The following points are an extract from Porter (1985):
1. Find areas of value the buyer views as important
2. Create value and communicate this in credible ways
3. Bear, but minimise the cost of uniqueness; find a basis of uniqueness which is difficult to emulate
4. Manage the issue of cost and differentiation successfully
5. Sustain differentiation by innovating new sources of buyer value.
Finding areas 'of value' outlined by Porter (1985) is also supported by Kay (1993) who describes the rent model of the firm. He suggests that to understand why some companies are successful and others are not, it is necessary to understand the distinctive competencies of the firm.

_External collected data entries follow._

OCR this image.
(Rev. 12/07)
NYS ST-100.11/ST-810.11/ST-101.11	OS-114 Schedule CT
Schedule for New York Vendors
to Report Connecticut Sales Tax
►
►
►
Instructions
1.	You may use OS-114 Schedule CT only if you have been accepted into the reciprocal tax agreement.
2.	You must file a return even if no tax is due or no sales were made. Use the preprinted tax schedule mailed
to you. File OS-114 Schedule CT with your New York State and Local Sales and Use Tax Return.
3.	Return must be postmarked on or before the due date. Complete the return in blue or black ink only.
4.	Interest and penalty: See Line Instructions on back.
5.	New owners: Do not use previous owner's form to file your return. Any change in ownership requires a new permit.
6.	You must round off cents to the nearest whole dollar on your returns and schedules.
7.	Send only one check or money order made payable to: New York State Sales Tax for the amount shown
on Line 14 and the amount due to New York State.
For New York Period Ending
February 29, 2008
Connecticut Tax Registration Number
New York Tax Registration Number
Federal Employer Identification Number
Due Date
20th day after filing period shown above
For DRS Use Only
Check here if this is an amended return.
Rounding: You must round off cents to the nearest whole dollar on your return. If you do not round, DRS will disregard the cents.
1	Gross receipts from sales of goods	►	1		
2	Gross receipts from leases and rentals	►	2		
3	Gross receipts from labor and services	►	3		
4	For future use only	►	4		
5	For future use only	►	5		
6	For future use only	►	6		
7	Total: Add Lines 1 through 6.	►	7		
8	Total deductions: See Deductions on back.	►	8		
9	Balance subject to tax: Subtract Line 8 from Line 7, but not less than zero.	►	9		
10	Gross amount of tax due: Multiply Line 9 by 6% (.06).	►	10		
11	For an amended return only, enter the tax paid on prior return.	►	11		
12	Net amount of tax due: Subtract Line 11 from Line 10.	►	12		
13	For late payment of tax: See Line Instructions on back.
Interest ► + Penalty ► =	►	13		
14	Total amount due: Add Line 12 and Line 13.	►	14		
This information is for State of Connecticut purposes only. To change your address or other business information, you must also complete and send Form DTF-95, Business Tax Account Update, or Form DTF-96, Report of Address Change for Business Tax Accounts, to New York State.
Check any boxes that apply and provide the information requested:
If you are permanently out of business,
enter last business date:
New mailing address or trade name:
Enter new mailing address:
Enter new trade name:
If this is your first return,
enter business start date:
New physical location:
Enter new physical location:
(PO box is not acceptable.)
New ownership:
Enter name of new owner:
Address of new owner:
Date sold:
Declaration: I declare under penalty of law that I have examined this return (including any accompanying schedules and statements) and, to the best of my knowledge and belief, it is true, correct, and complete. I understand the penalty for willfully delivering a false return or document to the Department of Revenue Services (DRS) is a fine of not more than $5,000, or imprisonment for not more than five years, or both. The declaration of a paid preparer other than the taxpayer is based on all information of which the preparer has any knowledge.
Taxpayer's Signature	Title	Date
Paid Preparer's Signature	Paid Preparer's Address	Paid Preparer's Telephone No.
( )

The analogy he uses is of a farm. One farm has excellent land and therefore produces and receives a price premium. Whereas a farm with poor land cannot produce or receive the same income as the farm with the best land. Hence the difference in income, referred to as rent, is related to the land (resource). This then is the basis of differentiation. Kay argues that distinctive competence may come from reputation or organisational relationships within the value chain (he refers to this as the architecture of the firm). Reputation is usually based on an earlier competence such as quality. This relates well to operations strategy and is translated as competence or operational capability and is very much the purpose of the operations function. Operations must deliver the service or product by which the consumer will ultimately judge. It is more important to be doing the right thing, rather than things right.